Rokkasho Reprocessing Plant (Source: the Japan Nuclear Fuel Limited (JNFL))
Separation building
High active liquid waste concentrator
A principal device in the separation building, concentrating and reducing volume of the high active effluent generated after separating uranium and plutonium from nitric acid solution containing nuclear spent fuels.
Purification building
Nitric acid recovery evaporator
A principal device in the separation and purification building, recovering nitric acid from nitric acid effluent generated in the reprocessing plant.

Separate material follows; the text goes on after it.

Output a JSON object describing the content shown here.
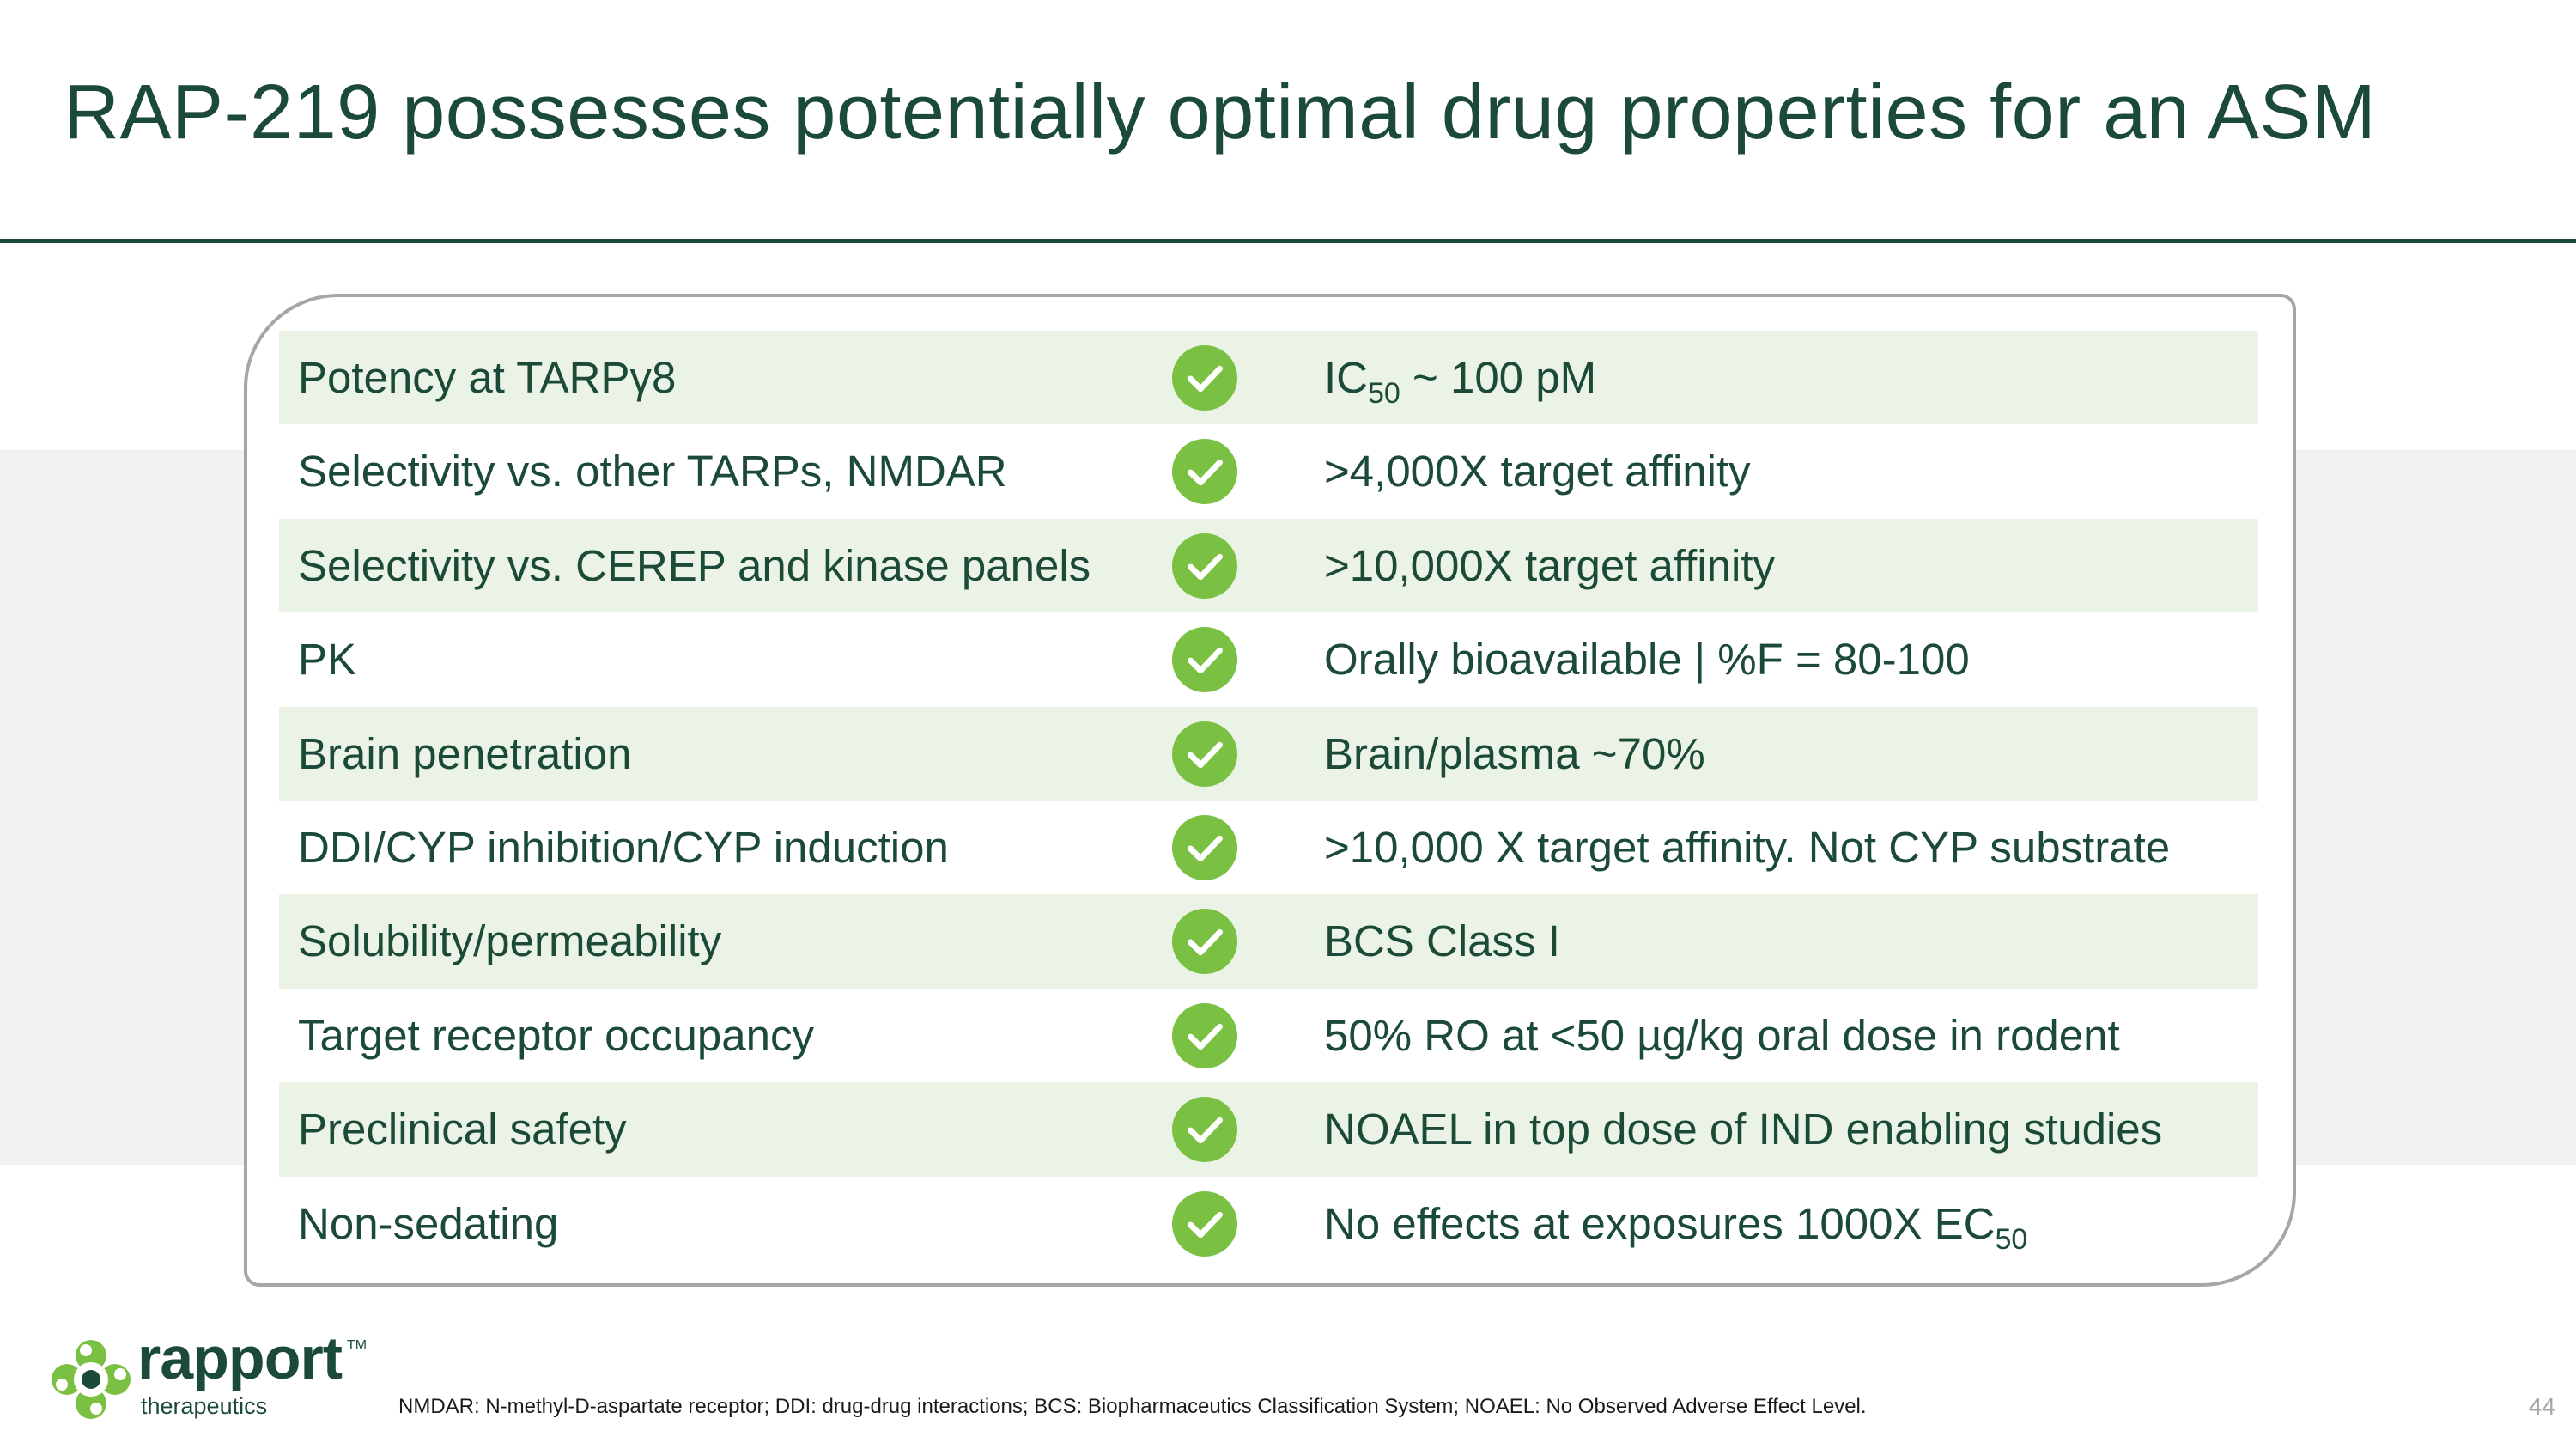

The fast reactor cycle is a technology designed to realize a more sustainable society by making effective use of energy resources. The technology secures sustainable energy while using fuel containing minor actinides (MA) to shorten the time taken for radioactive waste to revert to a radiotoxicity level equivalent to naturally occurring uranium to around 300 years. Hitachi-GE Nuclear Energy is pursuing research to establish a fast reactor cycle toward a future that strikes a balance between the sustainable supply of energy and solutions to the waste challenges faced by nuclear energy.